# sysinstall-sade cannot create slice



## sk8harddiefast (Apr 29, 2010)

I completely delete and destroy all my hdd.On my /dev i have ad16
I tried to format it to ufs.So i make a partition witch is all disk (A option), i went to label, i create a slice (all the avaible mb) but he is not creating ad16s1d.he is create only ad16s1.I try that with sysinstall and with sade mutiple times.Also i tried bsdlabel -w ad16.Is creating ad16s1a but is not working!How to format my hdd?


----------



## SirDice (Apr 29, 2010)

sk8harddiefast said:
			
		

> Also i tried bsdlabel -w ad16.Is creating ad16s1a but is not working!How to format my hdd?
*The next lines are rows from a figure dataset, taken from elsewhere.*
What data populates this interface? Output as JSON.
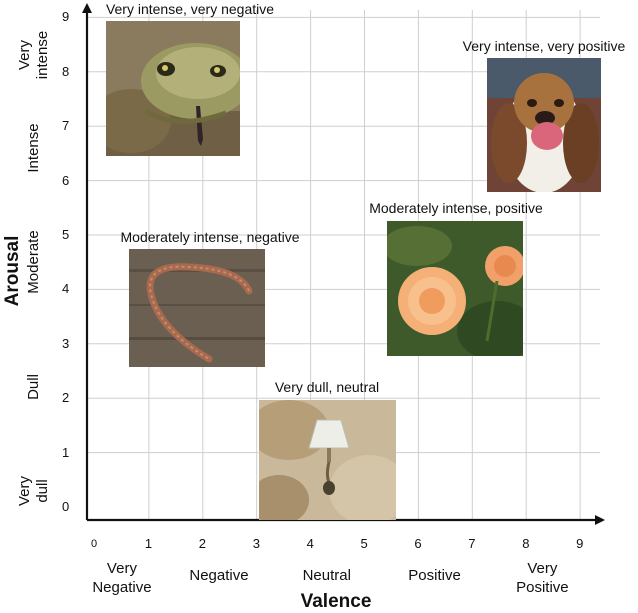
{
  "chart_data": {
    "type": "scatter",
    "xlabel": "Valence",
    "ylabel": "Arousal",
    "xlim": [
      0,
      9
    ],
    "ylim": [
      0,
      9
    ],
    "x_ticks": [
      "0",
      "1",
      "2",
      "3",
      "4",
      "5",
      "6",
      "7",
      "8",
      "9"
    ],
    "y_ticks": [
      "0",
      "1",
      "2",
      "3",
      "4",
      "5",
      "6",
      "7",
      "8",
      "9"
    ],
    "x_categories": [
      {
        "label": "Very\nNegative",
        "x": 0.5
      },
      {
        "label": "Negative",
        "x": 2.3
      },
      {
        "label": "Neutral",
        "x": 4.3
      },
      {
        "label": "Positive",
        "x": 6.3
      },
      {
        "label": "Very\nPositive",
        "x": 8.3
      }
    ],
    "y_categories": [
      {
        "label": "Very\nintense",
        "y": 8.3
      },
      {
        "label": "Intense",
        "y": 6.6
      },
      {
        "label": "Moderate",
        "y": 4.5
      },
      {
        "label": "Dull",
        "y": 2.2
      },
      {
        "label": "Very\ndull",
        "y": 0.3
      }
    ],
    "points": [
      {
        "label": "Very intense, very negative",
        "image": "snake-photo",
        "x": 1.5,
        "y": 7.8
      },
      {
        "label": "Very intense, very positive",
        "image": "dog-photo",
        "x": 8.2,
        "y": 7.1
      },
      {
        "label": "Moderately intense, negative",
        "image": "worm-photo",
        "x": 1.9,
        "y": 3.8
      },
      {
        "label": "Moderately intense, positive",
        "image": "roses-photo",
        "x": 7.0,
        "y": 4.1
      },
      {
        "label": "Very dull, neutral",
        "image": "lamp-photo",
        "x": 4.0,
        "y": 1.1
      }
    ]
  },
  "colors": {
    "axis": "#111111",
    "grid": "#cfcfcf"
  }
}
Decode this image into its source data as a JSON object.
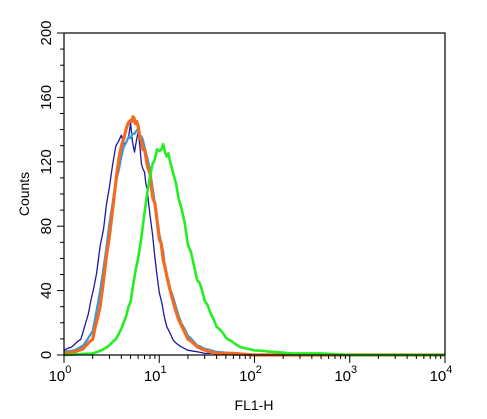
{
  "chart_data": {
    "type": "line",
    "xlabel": "FL1-H",
    "ylabel": "Counts",
    "x_scale": "log",
    "xlim": [
      1,
      10000
    ],
    "ylim": [
      0,
      200
    ],
    "x_ticks": [
      {
        "value": 1,
        "base": "10",
        "exp": "0"
      },
      {
        "value": 10,
        "base": "10",
        "exp": "1"
      },
      {
        "value": 100,
        "base": "10",
        "exp": "2"
      },
      {
        "value": 1000,
        "base": "10",
        "exp": "3"
      },
      {
        "value": 10000,
        "base": "10",
        "exp": "4"
      }
    ],
    "y_ticks": [
      "0",
      "40",
      "80",
      "120",
      "160",
      "200"
    ],
    "grid": false,
    "legend": "none",
    "series": [
      {
        "color": "#1a1aa0",
        "x": [
          1.0,
          1.2,
          1.5,
          1.8,
          2.2,
          2.6,
          3.0,
          3.5,
          4.0,
          4.5,
          5.0,
          5.5,
          6.0,
          6.5,
          7.0,
          7.5,
          8.0,
          9.0,
          10.0,
          12.0,
          14.0,
          17.0,
          20.0,
          25.0,
          30.0,
          40.0,
          60.0,
          100.0,
          10000.0
        ],
        "y": [
          3,
          5,
          10,
          25,
          52,
          80,
          105,
          128,
          136,
          130,
          142,
          128,
          137,
          118,
          114,
          100,
          88,
          60,
          38,
          18,
          9,
          5,
          3,
          2,
          1,
          1,
          0,
          0,
          0
        ]
      },
      {
        "color": "#3399dd",
        "x": [
          1.0,
          1.3,
          1.6,
          2.0,
          2.4,
          2.8,
          3.2,
          3.6,
          4.0,
          4.5,
          5.0,
          5.5,
          6.0,
          6.5,
          7.0,
          8.0,
          9.0,
          10.0,
          11.0,
          12.0,
          14.0,
          17.0,
          20.0,
          25.0,
          30.0,
          40.0,
          60.0,
          100.0,
          10000.0
        ],
        "y": [
          2,
          3,
          6,
          15,
          40,
          68,
          92,
          112,
          124,
          132,
          137,
          140,
          138,
          134,
          128,
          112,
          95,
          78,
          62,
          50,
          35,
          20,
          12,
          6,
          4,
          2,
          1,
          0,
          0
        ]
      },
      {
        "color": "#f26b21",
        "x": [
          1.0,
          1.3,
          1.6,
          2.0,
          2.4,
          2.8,
          3.2,
          3.6,
          4.0,
          4.5,
          5.0,
          5.3,
          5.6,
          6.0,
          6.5,
          7.0,
          8.0,
          9.0,
          10.0,
          11.0,
          12.0,
          14.0,
          17.0,
          20.0,
          25.0,
          30.0,
          40.0,
          60.0,
          100.0,
          10000.0
        ],
        "y": [
          1,
          2,
          4,
          10,
          30,
          62,
          90,
          114,
          128,
          140,
          146,
          148,
          145,
          140,
          134,
          126,
          110,
          92,
          74,
          60,
          48,
          32,
          18,
          10,
          5,
          3,
          1,
          1,
          0,
          0
        ]
      },
      {
        "color": "#22ee22",
        "x": [
          1.0,
          2.0,
          2.5,
          3.0,
          3.5,
          4.0,
          4.5,
          5.0,
          6.0,
          7.0,
          8.0,
          9.0,
          10.0,
          11.0,
          12.0,
          13.0,
          15.0,
          17.0,
          20.0,
          25.0,
          30.0,
          40.0,
          50.0,
          70.0,
          100.0,
          150.0,
          250.0,
          500.0,
          1000.0,
          10000.0
        ],
        "y": [
          0,
          1,
          3,
          6,
          10,
          16,
          24,
          34,
          60,
          90,
          112,
          122,
          128,
          130,
          126,
          120,
          105,
          90,
          70,
          48,
          34,
          18,
          11,
          5,
          3,
          2,
          1,
          1,
          0,
          0
        ]
      }
    ]
  }
}
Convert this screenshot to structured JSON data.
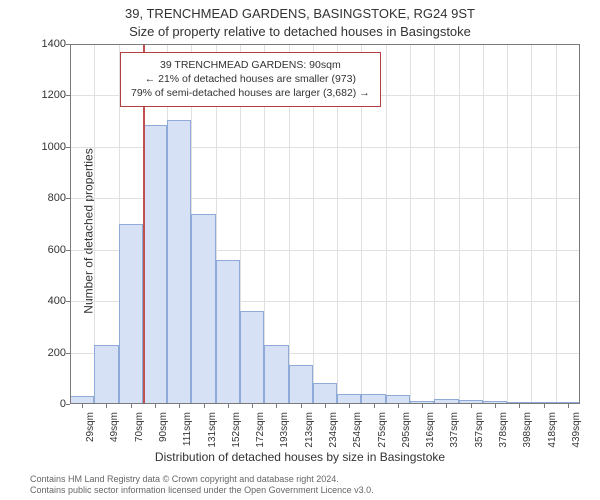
{
  "title_main": "39, TRENCHMEAD GARDENS, BASINGSTOKE, RG24 9ST",
  "title_sub": "Size of property relative to detached houses in Basingstoke",
  "y_axis_label": "Number of detached properties",
  "x_axis_label": "Distribution of detached houses by size in Basingstoke",
  "footer_line1": "Contains HM Land Registry data © Crown copyright and database right 2024.",
  "footer_line2": "Contains public sector information licensed under the Open Government Licence v3.0.",
  "chart": {
    "type": "histogram",
    "x_categories": [
      "29sqm",
      "49sqm",
      "70sqm",
      "90sqm",
      "111sqm",
      "131sqm",
      "152sqm",
      "172sqm",
      "193sqm",
      "213sqm",
      "234sqm",
      "254sqm",
      "275sqm",
      "295sqm",
      "316sqm",
      "337sqm",
      "357sqm",
      "378sqm",
      "398sqm",
      "418sqm",
      "439sqm"
    ],
    "x_tick_step": 1,
    "y_values": [
      30,
      230,
      700,
      1085,
      1105,
      740,
      560,
      360,
      230,
      150,
      80,
      38,
      38,
      35,
      10,
      20,
      15,
      12,
      5,
      3,
      3
    ],
    "ylim": [
      0,
      1400
    ],
    "ytick_step": 200,
    "bar_fill": "#d6e1f5",
    "bar_stroke": "#8faad6",
    "bar_stroke_width": 1,
    "grid_color": "#e0e0e0",
    "axis_color": "#7a7a7a",
    "background_color": "#ffffff",
    "bar_width_ratio": 1.0,
    "label_fontsize": 12,
    "tick_fontsize": 11
  },
  "marker": {
    "x_category": "90sqm",
    "color": "#c05050"
  },
  "annotation": {
    "line1": "39 TRENCHMEAD GARDENS: 90sqm",
    "line2": "← 21% of detached houses are smaller (973)",
    "line3": "79% of semi-detached houses are larger (3,682) →",
    "border_color": "#b04040",
    "background_color": "#ffffff",
    "fontsize": 10.5
  }
}
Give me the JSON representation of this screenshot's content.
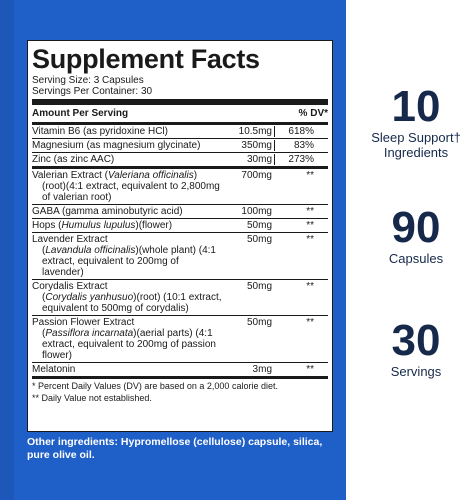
{
  "facts": {
    "title": "Supplement Facts",
    "serving_size": "Serving Size: 3 Capsules",
    "servings_per_container": "Servings Per Container: 30",
    "header_amount": "Amount Per Serving",
    "header_dv": "% DV*",
    "rows": [
      {
        "name": "Vitamin B6 (as pyridoxine HCl)",
        "amount": "10.5mg",
        "dv": "618%"
      },
      {
        "name": "Magnesium (as magnesium glycinate)",
        "amount": "350mg",
        "dv": "83%"
      },
      {
        "name": "Zinc (as zinc AAC)",
        "amount": "30mg",
        "dv": "273%"
      }
    ],
    "herbs": [
      {
        "name_pre": "Valerian Extract (",
        "latin": "Valeriana officinalis",
        "name_post": ")",
        "desc": "(root)(4:1 extract, equivalent to 2,800mg of valerian root)",
        "amount": "700mg",
        "dv": "**"
      },
      {
        "name_pre": "GABA (gamma aminobutyric acid)",
        "latin": "",
        "name_post": "",
        "desc": "",
        "amount": "100mg",
        "dv": "**"
      },
      {
        "name_pre": "Hops (",
        "latin": "Humulus lupulus",
        "name_post": ")(flower)",
        "desc": "",
        "amount": "50mg",
        "dv": "**"
      },
      {
        "name_pre": "Lavender Extract",
        "latin": "",
        "name_post": "",
        "desc_pre": "(",
        "desc_latin": "Lavandula officinalis",
        "desc": ")(whole plant) (4:1 extract, equivalent to 200mg of lavender)",
        "amount": "50mg",
        "dv": "**"
      },
      {
        "name_pre": "Corydalis Extract",
        "latin": "",
        "name_post": "",
        "desc_pre": "(",
        "desc_latin": "Corydalis yanhusuo",
        "desc": ")(root) (10:1 extract, equivalent to 500mg of corydalis)",
        "amount": "50mg",
        "dv": "**"
      },
      {
        "name_pre": "Passion Flower Extract",
        "latin": "",
        "name_post": "",
        "desc_pre": "(",
        "desc_latin": "Passiflora incarnata",
        "desc": ")(aerial parts) (4:1 extract, equivalent to 200mg of passion flower)",
        "amount": "50mg",
        "dv": "**"
      },
      {
        "name_pre": "Melatonin",
        "latin": "",
        "name_post": "",
        "desc": "",
        "amount": "3mg",
        "dv": "**"
      }
    ],
    "footnote_1": "* Percent Daily Values (DV) are based on a 2,000 calorie diet.",
    "footnote_2": "** Daily Value not established."
  },
  "other_ingredients": "Other ingredients: Hypromellose (cellulose) capsule, silica, pure olive oil.",
  "stats": [
    {
      "number": "10",
      "label_1": "Sleep Support†",
      "label_2": "Ingredients"
    },
    {
      "number": "90",
      "label_1": "Capsules",
      "label_2": ""
    },
    {
      "number": "30",
      "label_1": "Servings",
      "label_2": ""
    }
  ],
  "colors": {
    "panel_blue": "#1f5fc8",
    "stat_text": "#16294a"
  }
}
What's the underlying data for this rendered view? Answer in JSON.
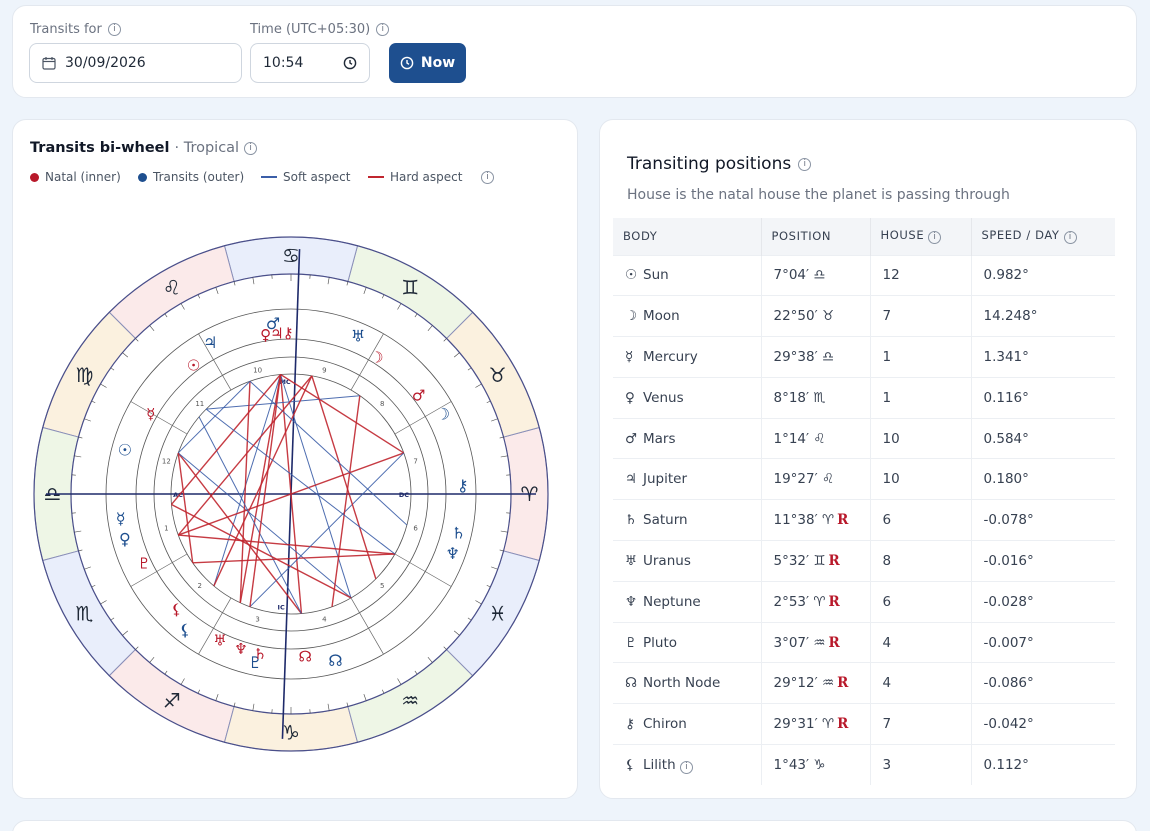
{
  "controls": {
    "transits_label": "Transits for",
    "date_value": "30/09/2026",
    "time_label": "Time (UTC+05:30)",
    "time_value": "10:54",
    "now_label": "Now"
  },
  "chart_panel": {
    "title": "Transits bi-wheel",
    "mode": "· Tropical",
    "legend": {
      "natal": "Natal (inner)",
      "transits": "Transits (outer)",
      "soft": "Soft aspect",
      "hard": "Hard aspect"
    },
    "colors": {
      "natal": "#b8182a",
      "transits": "#1e4f8f",
      "soft": "#3b5ea8",
      "hard": "#c0262f"
    },
    "angles": {
      "ac": "AC",
      "dc": "DC",
      "mc": "MC",
      "ic": "IC"
    },
    "houses": [
      "1",
      "2",
      "3",
      "4",
      "5",
      "6",
      "7",
      "8",
      "9",
      "10",
      "11",
      "12"
    ],
    "signs": [
      "♈",
      "♉",
      "♊",
      "♋",
      "♌",
      "♍",
      "♎",
      "♏",
      "♐",
      "♑",
      "♒",
      "♓"
    ]
  },
  "positions_panel": {
    "title": "Transiting positions",
    "subtitle": "House is the natal house the planet is passing through",
    "columns": [
      "BODY",
      "POSITION",
      "HOUSE",
      "SPEED / DAY"
    ],
    "rows": [
      {
        "icon": "☉",
        "body": "Sun",
        "position": "7°04′ ♎",
        "retro": "",
        "house": "12",
        "speed": "0.982°"
      },
      {
        "icon": "☽",
        "body": "Moon",
        "position": "22°50′ ♉",
        "retro": "",
        "house": "7",
        "speed": "14.248°"
      },
      {
        "icon": "☿",
        "body": "Mercury",
        "position": "29°38′ ♎",
        "retro": "",
        "house": "1",
        "speed": "1.341°"
      },
      {
        "icon": "♀",
        "body": "Venus",
        "position": "8°18′ ♏",
        "retro": "",
        "house": "1",
        "speed": "0.116°"
      },
      {
        "icon": "♂",
        "body": "Mars",
        "position": "1°14′ ♌",
        "retro": "",
        "house": "10",
        "speed": "0.584°"
      },
      {
        "icon": "♃",
        "body": "Jupiter",
        "position": "19°27′ ♌",
        "retro": "",
        "house": "10",
        "speed": "0.180°"
      },
      {
        "icon": "♄",
        "body": "Saturn",
        "position": "11°38′ ♈",
        "retro": "R",
        "house": "6",
        "speed": "-0.078°"
      },
      {
        "icon": "♅",
        "body": "Uranus",
        "position": "5°32′ ♊",
        "retro": "R",
        "house": "8",
        "speed": "-0.016°"
      },
      {
        "icon": "♆",
        "body": "Neptune",
        "position": "2°53′ ♈",
        "retro": "R",
        "house": "6",
        "speed": "-0.028°"
      },
      {
        "icon": "♇",
        "body": "Pluto",
        "position": "3°07′ ♒",
        "retro": "R",
        "house": "4",
        "speed": "-0.007°"
      },
      {
        "icon": "☊",
        "body": "North Node",
        "position": "29°12′ ♒",
        "retro": "R",
        "house": "4",
        "speed": "-0.086°"
      },
      {
        "icon": "⚷",
        "body": "Chiron",
        "position": "29°31′ ♈",
        "retro": "R",
        "house": "7",
        "speed": "-0.042°"
      },
      {
        "icon": "⚸",
        "body": "Lilith",
        "position": "1°43′ ♑",
        "retro": "",
        "house": "3",
        "speed": "0.112°"
      }
    ]
  }
}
`# newfs /dev/ad16s1a` should do the trick.


----------



## sk8harddiefast (Apr 29, 2010)

yeap.Worked  thank you very much


----------



## fbsd1 (May 3, 2010)

You should file a bug report on sade so this gets fixed.


----------



## sk8harddiefast (May 3, 2010)

and how to do that????


----------



## DutchDaemon (May 3, 2010)

http://www.freebsd.org/send-pr.html


----------



## SirDice (May 3, 2010)

Just to get the order straight; 

 Slice, which creates s1, s2, s3 etc
 Partition, which creates a, b, d etc inside a slice
 Newfs, which sets up the filesystem so the system can use it


----------



## sk8harddiefast (May 4, 2010)

OK.I send a report of the problem from the link that DutchDaemon post


----------